I have a friend heading into surgery today due to cancer. This is someone I’ve known for almost 30 years. She is one of the sweetest souls I have ever known. And she should come out of it just fine. But there is always the possibility she won’t.
And so, unbidden, the phrase memento mori comes to mind. Remember, you will die. So will your family, your friends, your loved ones, your coworkers, and even those you disagree with.
This article does a good job of explaining a lot about memento mori, but one passage in particular stands out for me.
The intention is not to feel sad that life is short, that we all die.
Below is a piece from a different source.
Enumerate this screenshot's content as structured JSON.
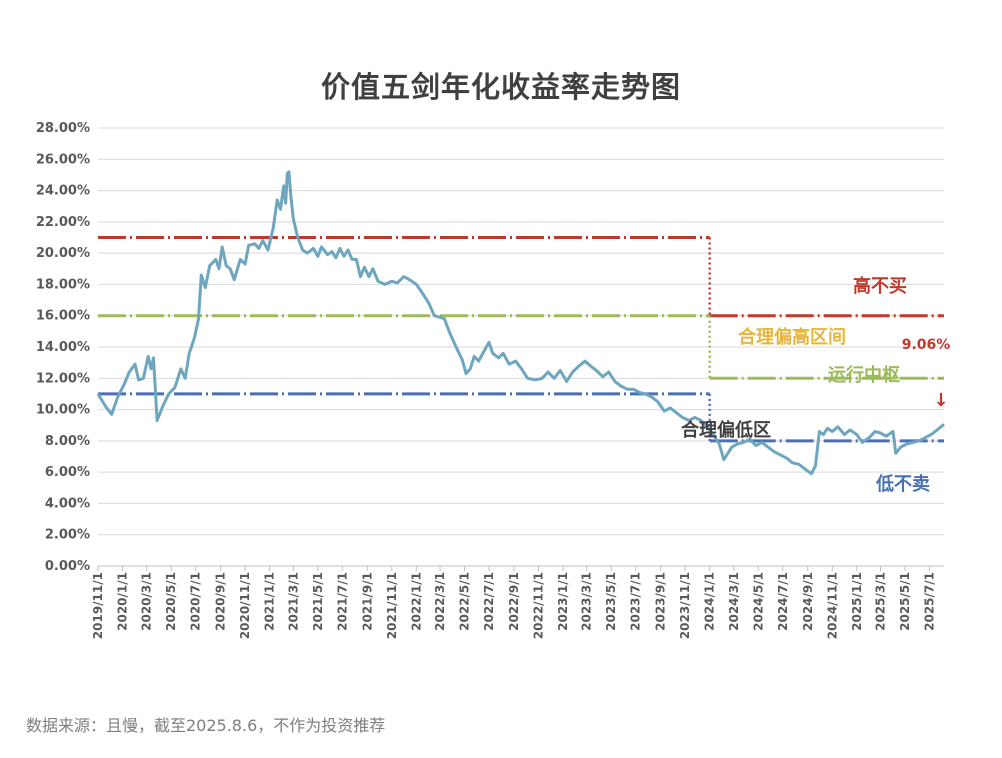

It is to remind us that although we’re all headed to the same destination, we should enjoy the journey while it lasts. And don’t wait until someone is gone to have a meal with them.
https://medium.com/stoicism-philosophy-as-a-way-of-life/memento-mori-death-brought-to-life-281e7e8595bd
I don’t want my friends to die. #FuckCancer

I have this dream now and then. Everyone I know dies. And it wrecks me emotionally. I wake up from these nightmares, sweating, and can’t get back to sleep for hours. Oddly, I know that if it were to happen in real life, I would be destroyed, but I also feel prepared for it in a way.
Contemplating my own death, and others deaths, and how I will be ready for it, makes me make some better choices. I am all in on my kids for this reason. I don’t want to waste a moment of time with them. I never want them to look back and go “My dad didn’t love us” or “His priority was other people.”
Love the people in your life, get vaccinated, and have lunch with your friends often.